Gov. Nikki Haley signed into law Wednesday a measure that would ban abortions in South Carolina after 19 weeks, unless the mother’s life is at risk or the fetus suffers an anomaly that makes it unlikely to survive outside the womb.
Haley signed the bill with little fanfare Wednesday shortly after legislators in the House and Senate ratified it, opting not to hold a press conference or signing ceremony as she sometimes does for major legislation.
The bill shortens South Carolina’s previous window for abortions from 23 weeks. Supporters of the bill argue there is scientific evidence that a fetus can feel pain after 20 weeks, but opponents respond scientific research into fetal pain is complex, hardly settled and may even suggest the opposite.

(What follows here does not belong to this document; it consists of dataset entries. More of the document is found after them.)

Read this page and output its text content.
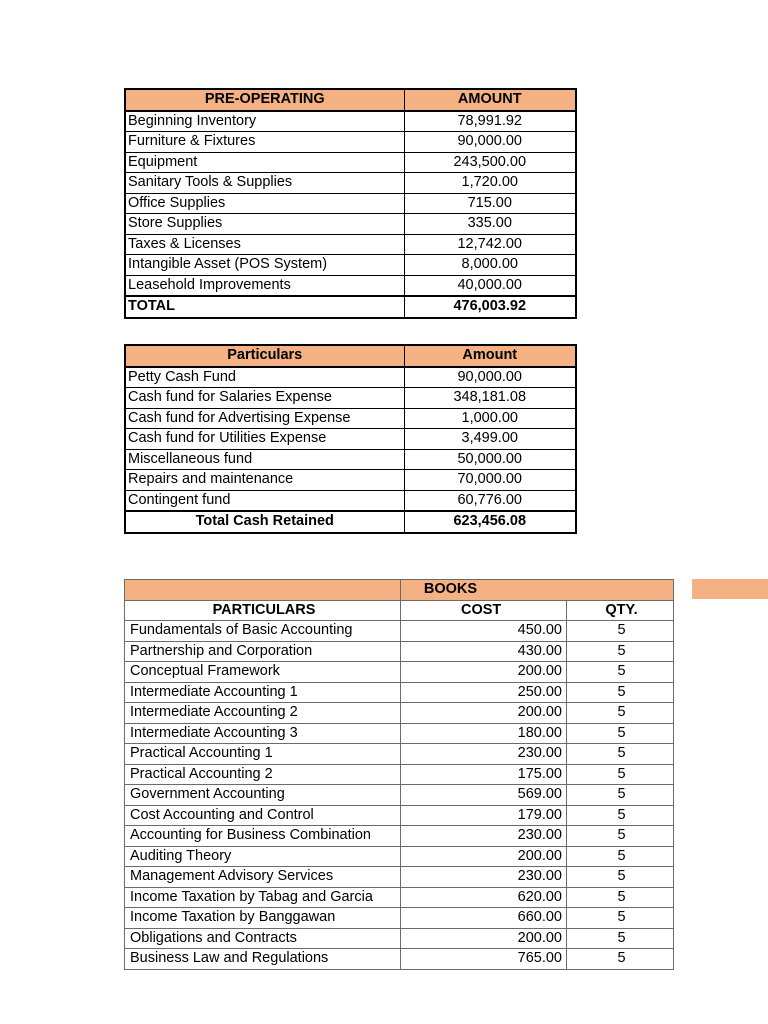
PRE-OPERATING	AMOUNT
Beginning Inventory	78,991.92
Furniture & Fixtures	90,000.00
Equipment	243,500.00
Sanitary Tools & Supplies	1,720.00
Office Supplies	715.00
Store Supplies	335.00
Taxes & Licenses	12,742.00
Intangible Asset (POS System)	8,000.00
Leasehold Improvements	40,000.00
TOTAL	476,003.92
Particulars	Amount
Petty Cash Fund	90,000.00
Cash fund for Salaries Expense	348,181.08
Cash fund for Advertising Expense	1,000.00
Cash fund for Utilities Expense	3,499.00
Miscellaneous fund	50,000.00
Repairs and maintenance	70,000.00
Contingent fund	60,776.00
Total Cash Retained	623,456.08
	BOOKS	
PARTICULARS	COST	QTY.
Fundamentals of Basic Accounting	450.00	5
Partnership and Corporation	430.00	5
Conceptual Framework	200.00	5
Intermediate Accounting 1	250.00	5
Intermediate Accounting 2	200.00	5
Intermediate Accounting 3	180.00	5
Practical Accounting 1	230.00	5
Practical Accounting 2	175.00	5
Government Accounting	569.00	5
Cost Accounting and Control	179.00	5
Accounting for Business Combination	230.00	5
Auditing Theory	200.00	5
Management Advisory Services	230.00	5
Income Taxation by Tabag and Garcia	620.00	5
Income Taxation by Banggawan	660.00	5
Obligations and Contracts	200.00	5
Business Law and Regulations	765.00	5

Procedures after 20 weeks make up less than 0.5 percent of all abortions performed in South Carolina, according to previous years’ data from the state Department of Health and Environmental Control. The new law does not include any language exempting the victims of rape or incest, but supporters say those women would still be able to get an abortion in the early weeks of pregnancy.
Nevertheless abortion opponents praised Haley for ensuring South Carolina is the 17th state to ban abortions after 20 weeks, along with the law’s sponsors State Reps. Wendy Nanney, R-Greenville, and Donna Hicks, R-Boiling Springs.
“The efforts of these women reflect the reality that most Americans – women in higher numbers than men – want to end brutal late-term abortions in this country,” Susan B. Anthony List President Marjorie Dannenfelser said in a statement. “Indeed this is the latest victory amid a recent flurry of state-level pro-life activity being led by women lawmakers.”
Opponents say the new law likely be struck down by federal judges, since the 1973 Roe v. Wade decision ruled states can only outlaw abortion at the age a fetus is considered viable outside the womb “I hope each one of you that support it will (include) funding to fight the litigation costs that’ll be associated with the inevitable conclusion of this law being set aside as unconstitutional,” State Rep. James Smith, D-Columbia, said shortly before the bill passed the House last week.
Doctors face up to $10,000 in fines and three years in prison for each violation. Prison time is mandatory on a third conviction.
South Carolina’s law does make an exception if the mother’s life is at risk or if the fetus suffers a profound congenital or chromosomal “anomaly” that makes it unlikely to survive outside the womb. Such anomalies are usually detected around 20 weeks.